Istilah multikulturalisme berasal dari asal kata kultur. Adapun definisi dari kultur menurut Elizabeth Taylor dan L.H. Morgan (Ainul Yaqin, 2005) berarti sebuah budaya yang universal bagi manusia dalam berbagai macam tingkatan yang dianut oleh seluruh anggota masyarakat.

Sementara Emile Durkheim sebagaimana yang dikutip oleh Ainul Yaqin, (2005) menjelaskan kultur sebagai sekelompok masyarakat yang menganut sekumpulan simbol-simbol yang mengikat di dalam masyarakat untuk diterapkan.

Selain itu banyak sekali para ahli yang mendefinisikan mengenai kultur sesuai dengan kajiannya. Walaupun pengertian kultur demikian beragam namun ada titik kesamaannya yaitu kultur memiliki beberapa karakter seperti diungkapkan Conrad P. K yang dikutip oleh Ngainun Naim dan Achmad Sauqi (2008) sebagai berikut:

  1. Kultur adalah sesuatu yang general dan sekaligus spesifik. General bahwa setiap manusia di dunia ini mempunyai kultur, spesifik dalam hal ini berarti bahwa satu kelompok masyarakat satu dengan kelompok masyarakat lain adalah bervariasi, tergantung pada kelompok masyarakat yang mana kultur itu berada.

  2. Kultur adalah sesuatu yang dipelajari. Pembelajaran dalam hal ini menyangkut tiga hal yaitu pertama, pembelajaran individu secara situasional. Kedua, pembelajaran situasi secara sosial.

    Pembelajaran kultural sebagai suatu kemampuan unik dari manusia dalam membangun kapasitasnya untuk menggunakan simbol-simbol atau tanda- tanda yang tidak ada hubungannya dengan asal-usul di mana seseorang berada.

  3. Kultur adalah sebuah simbol. Dalam hal ini simbol dapat berbentuk sesuatu yang verbal ataupun nonverbal dapat juga berwujud bahasa khusus yang hanya dapat dipahami secara khusus pula atau bahkan tidak dapat diartikan atau dijelaskan.

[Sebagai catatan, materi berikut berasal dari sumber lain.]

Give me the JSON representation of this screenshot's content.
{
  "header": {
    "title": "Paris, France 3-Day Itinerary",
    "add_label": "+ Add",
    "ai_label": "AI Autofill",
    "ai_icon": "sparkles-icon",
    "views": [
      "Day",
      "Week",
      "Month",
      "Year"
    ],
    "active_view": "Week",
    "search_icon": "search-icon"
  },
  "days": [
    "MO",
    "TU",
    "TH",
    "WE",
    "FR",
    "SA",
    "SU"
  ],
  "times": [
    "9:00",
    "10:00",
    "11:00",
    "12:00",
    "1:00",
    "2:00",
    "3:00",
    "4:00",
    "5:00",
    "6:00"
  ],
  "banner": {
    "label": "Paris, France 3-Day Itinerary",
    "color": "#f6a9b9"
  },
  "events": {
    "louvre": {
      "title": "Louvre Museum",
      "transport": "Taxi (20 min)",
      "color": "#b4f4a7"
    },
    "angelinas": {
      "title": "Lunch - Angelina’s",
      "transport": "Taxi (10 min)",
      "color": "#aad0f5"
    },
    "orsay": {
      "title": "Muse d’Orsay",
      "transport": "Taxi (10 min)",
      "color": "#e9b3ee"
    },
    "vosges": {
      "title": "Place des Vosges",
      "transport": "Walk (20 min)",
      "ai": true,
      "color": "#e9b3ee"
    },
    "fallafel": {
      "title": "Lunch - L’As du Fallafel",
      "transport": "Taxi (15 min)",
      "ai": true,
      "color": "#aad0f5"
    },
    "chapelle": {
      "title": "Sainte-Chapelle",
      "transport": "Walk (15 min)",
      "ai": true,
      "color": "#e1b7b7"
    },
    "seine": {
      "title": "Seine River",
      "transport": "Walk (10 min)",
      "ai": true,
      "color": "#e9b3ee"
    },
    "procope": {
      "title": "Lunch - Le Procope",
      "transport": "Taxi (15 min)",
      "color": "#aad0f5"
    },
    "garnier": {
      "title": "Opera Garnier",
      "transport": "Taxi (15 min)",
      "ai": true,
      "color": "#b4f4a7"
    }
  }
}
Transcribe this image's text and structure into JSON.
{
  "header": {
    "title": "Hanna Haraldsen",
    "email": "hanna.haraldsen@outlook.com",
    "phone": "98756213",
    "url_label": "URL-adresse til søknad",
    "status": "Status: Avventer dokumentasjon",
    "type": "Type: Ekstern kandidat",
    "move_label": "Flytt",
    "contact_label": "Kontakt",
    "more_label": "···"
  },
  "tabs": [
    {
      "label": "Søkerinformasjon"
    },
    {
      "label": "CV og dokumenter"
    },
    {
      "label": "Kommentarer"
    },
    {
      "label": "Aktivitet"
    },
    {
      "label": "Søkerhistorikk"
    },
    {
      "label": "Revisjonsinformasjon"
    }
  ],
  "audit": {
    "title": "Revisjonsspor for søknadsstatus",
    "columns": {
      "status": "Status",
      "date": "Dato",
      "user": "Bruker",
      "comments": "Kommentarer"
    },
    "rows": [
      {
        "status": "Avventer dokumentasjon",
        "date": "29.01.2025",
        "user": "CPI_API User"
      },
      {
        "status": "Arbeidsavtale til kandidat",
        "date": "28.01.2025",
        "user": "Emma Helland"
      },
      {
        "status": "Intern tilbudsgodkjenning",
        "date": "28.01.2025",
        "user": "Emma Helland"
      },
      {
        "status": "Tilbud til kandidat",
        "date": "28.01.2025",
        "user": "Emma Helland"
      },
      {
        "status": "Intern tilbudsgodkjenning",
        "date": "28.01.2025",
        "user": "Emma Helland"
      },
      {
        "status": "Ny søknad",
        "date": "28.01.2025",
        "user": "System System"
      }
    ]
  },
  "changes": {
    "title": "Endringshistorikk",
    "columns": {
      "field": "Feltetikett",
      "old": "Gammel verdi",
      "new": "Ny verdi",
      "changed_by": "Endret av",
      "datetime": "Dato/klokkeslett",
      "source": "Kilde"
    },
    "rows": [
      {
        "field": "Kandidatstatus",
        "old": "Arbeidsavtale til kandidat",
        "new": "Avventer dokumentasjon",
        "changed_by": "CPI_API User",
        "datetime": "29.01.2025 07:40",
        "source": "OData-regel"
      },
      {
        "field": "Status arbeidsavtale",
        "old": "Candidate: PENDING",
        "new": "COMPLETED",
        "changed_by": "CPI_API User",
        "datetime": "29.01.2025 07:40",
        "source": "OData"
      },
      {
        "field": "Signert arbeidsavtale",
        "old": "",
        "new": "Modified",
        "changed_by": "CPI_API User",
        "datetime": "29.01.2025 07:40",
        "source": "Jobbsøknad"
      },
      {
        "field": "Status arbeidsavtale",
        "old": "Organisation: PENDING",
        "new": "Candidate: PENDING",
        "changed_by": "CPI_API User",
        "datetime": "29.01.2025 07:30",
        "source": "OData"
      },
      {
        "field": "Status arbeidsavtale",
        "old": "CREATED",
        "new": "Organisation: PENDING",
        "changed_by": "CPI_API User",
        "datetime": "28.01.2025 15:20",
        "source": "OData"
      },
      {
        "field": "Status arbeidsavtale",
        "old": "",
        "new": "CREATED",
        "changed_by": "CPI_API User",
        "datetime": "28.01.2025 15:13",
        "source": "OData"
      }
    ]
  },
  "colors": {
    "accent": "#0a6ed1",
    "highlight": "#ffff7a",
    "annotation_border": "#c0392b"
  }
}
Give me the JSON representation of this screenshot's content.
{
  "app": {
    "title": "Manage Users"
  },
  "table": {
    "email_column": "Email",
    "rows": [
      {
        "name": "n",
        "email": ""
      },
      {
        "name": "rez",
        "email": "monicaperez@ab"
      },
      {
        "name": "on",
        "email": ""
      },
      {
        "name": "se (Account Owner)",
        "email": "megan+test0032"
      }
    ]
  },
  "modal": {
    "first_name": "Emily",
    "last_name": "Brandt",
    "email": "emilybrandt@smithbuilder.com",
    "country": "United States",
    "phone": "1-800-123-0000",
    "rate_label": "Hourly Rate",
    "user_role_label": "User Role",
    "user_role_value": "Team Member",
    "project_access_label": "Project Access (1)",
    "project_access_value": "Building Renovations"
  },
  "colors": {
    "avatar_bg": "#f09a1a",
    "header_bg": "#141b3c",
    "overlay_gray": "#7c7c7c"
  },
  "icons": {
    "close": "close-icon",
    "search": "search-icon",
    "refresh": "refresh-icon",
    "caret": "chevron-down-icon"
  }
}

  4. Kultur dapat membentuk dan melengkapi sesuatu yang alami.

  5. Kultur adalah sesuatu yang dilakukan secara bersama-sama yang menjadi atribut bagi individu sebagai anggota dari kelompok masyarakat.

  6. Kultur adalah model. Artinya kultur bukan kumpulan adat istiadat dan kepercayaan yang tidak ada artinya sama sekali. Kultur adalah sesuatu yang disatukan dan sistem-sistem yang tersusun dengan jelas. Adat stiadat, institusi, agama dan nilai-nilai adalah sesuatu yang saling berkaitan satu sama lain.

  7. Kultur adalah suatu yang bersifat adaptif. Artinya kultur merupakan sebuah proses bagi seluruh populasi untuk membangun hubungan yang baik dengan lingkungan di sekitarnya, sehingga anggotanya melakukan usaha maksimal untuk bertahan hidup dan melanjutkan keturunan.

Menurut Choirul Mahfud, (2011), secara etimologis multikulturalisme dibentuk dari kata multi (banyak), kultur (budaya), dan isme (aliran/paham). Secara hakiki, dalam kata itu terkandung pengakuan akan martabat manusia yang hidup dalam komunitas dengan kebudayaannya masing-masing yang unik. Dengan demikian, setiap individu merasa dihargai sekaligus merasa bertanggungjawab untuk hidup bersama komunitasnya.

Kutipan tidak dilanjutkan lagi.